Iván Hernández Carrillo resides in Colón, Matanzas. He is the General Secretary of the Independent Trade Union Association of Cuba, an independent journalist, and founder of a private library in his home. His long career as a human rights’ defender began when he was sentenced in 1992, at the young age of 21, to two years in prison for “enemy propaganda and contempt for the figure of Fidel Castro.” In 2003 he was sentenced to 25 years in prison during the repressive wave known as “Black Spring” and endured a regime of maximum security. Declared a prisoner of conscience by Amnesty International, in 2011 he was released to serve the rest of his sentence at home. His mother Asunción Carrillo, is a long-time member of the Ladies in White, a women’s group that founded to advocate for political prisoners. On March 25th, this past Palm Sunday, Asunción tried to reach a church in Colon, as the Ladies do in different parts of Cuba every Sunday, and was violently detained close to home. When her son Ivan came to her defense, police officers kicked him, punched him in the face (they split his mouth), and dragged him down the street until he was violently thrown into a police car. He and his mother were detained for several hours and were released with fines of 2000 Cuban pesos each. Ivan has endured a litany of atrocities and arrests for years and his Twitter account has been hacked. His mother is systematically and violently repressed for belonging to the Ladies in White. Currently, one of the Ladies from Artemisa, Marta Sánchez, has been in detention for over two weeks and has gone on hunger strike in protest.
Dr. Eduardo Cardet Concepción, from Velazco, Holguín, is a prisoner of conscience according to Amnesty International. The medical doctor is the National Coordinator of the Christian Liberation Movement. In November 2016, he was arrested and beaten in the presence of his wife and children in front of his home in the town of, for criticizing Fidel Castro shortly after his death. He was sentenced to three years in prison for “attacking an official of the state.” After a year and four months in prison, Dr. Cardet, will have the right to be released on parole, per the regime’s laws. For that to happen, he must first be transferred from the high-security prison where he is serving his sentence to a lesser facility, however, that has not happened. His health is a cause of serious concern, as he suffers from chronic asthma and has a nasal lesion that might require surgery (according to his wife, also a doctor, it could be a carcinoma). Prison authorities proposed three months ago to reduce the severity of his imprisonment, but the Ministry of the Interior has denied it.

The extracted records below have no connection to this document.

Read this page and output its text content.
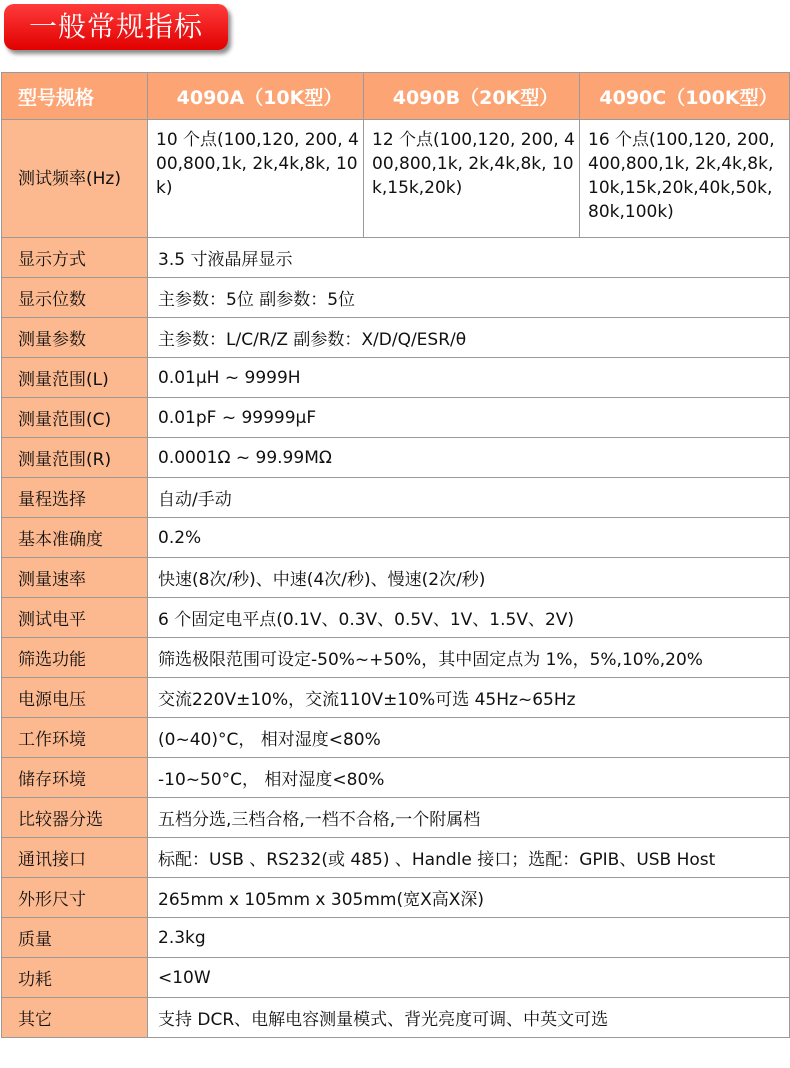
一般常规指标
型号规格	4090A（10K型）	4090B（20K型）	4090C（100K型）
测试频率(Hz)	10 个点(100,120, 200, 400,800,1k, 2k,4k,8k, 10k)	12 个点(100,120, 200, 400,800,1k, 2k,4k,8k, 10k,15k,20k)	16 个点(100,120, 200, 400,800,1k, 2k,4k,8k, 10k,15k,20k,40k,50k, 80k,100k)
显示方式	3.5 寸液晶屏显示		
显示位数	主参数：5位 副参数：5位		
测量参数	主参数：L/C/R/Z 副参数：X/D/Q/ESR/θ		
测量范围(L)	0.01μH ~ 9999H		
测量范围(C)	0.01pF ~ 99999μF		
测量范围(R)	0.0001Ω ~ 99.99MΩ		
量程选择	自动/手动		
基本准确度	0.2%		
测量速率	快速(8次/秒)、中速(4次/秒)、慢速(2次/秒)		
测试电平	6 个固定电平点(0.1V、0.3V、0.5V、1V、1.5V、2V)		
筛选功能	筛选极限范围可设定-50%~+50%，其中固定点为 1%，5%,10%,20%		
电源电压	交流220V±10%，交流110V±10%可选 45Hz~65Hz		
工作环境	(0~40)°C， 相对湿度<80%		
储存环境	-10~50°C， 相对湿度<80%		
比较器分选	五档分选,三档合格,一档不合格,一个附属档		
通讯接口	标配：USB 、RS232(或 485) 、Handle 接口；选配：GPIB、USB Host		
外形尺寸	265mm x 105mm x 305mm(宽X高X深)		
质量	2.3kg		
功耗	<10W		
其它	支持 DCR、电解电容测量模式、背光亮度可调、中英文可选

Leonardo Rodríguez Alonso (shown, far left, with his family) is Coordinator in Cuba of the Patmos Institute, founded in 2013 to provide a forum for Christian intellectuals and civil society that, among other things, denounces internationally violations of religious freedoms taking place in Cuba. A husband and father, he resides in Camajuaní, Villa Clara, with his family. On February 28, he was arrested in Caibarién after meeting with activists who monitor religious freedoms in other parts of the country. He was taken to the Provincial Unit for Criminal Investigations in Santa Clara and detained for more than 48 hours without his family knowing his whereabouts. Days earlier, he had been arrested at his home and transferred to a police unit, where he was interrogated and threatened as well as informed that he would not be allowed to travel outside the country. This is the latest of a long history of harassment, detention, and threats leveled by state authorities against him and his family. His adult children, Dalila and Leonardo, both professors, were expelled from their teaching positions at the Marta Abreu Central University in Villa Clara last year. In 2016, Cuba Archive detailed attempts to incriminate him in common crimes and an attack with a toxic substance against his home.
What can we do?
It is frustrating to watch the indifference of the international system and the impunity that Cuba has been granted. From the three cases above and others we have highlighted in past bulletins, often the lesser-known opponents who live far from the international journalists and diplomats in Havana are more viciously repressed. We can help protect them and others in danger -with social network activism or using the internet to report abuses to the media, international organizations, churches, governments, supporting organizations that document the violations and take the complaints to international instances and/or being creative with our activism. Please consider helping in any way you can. These brave people who fight for freedom peacefully need us.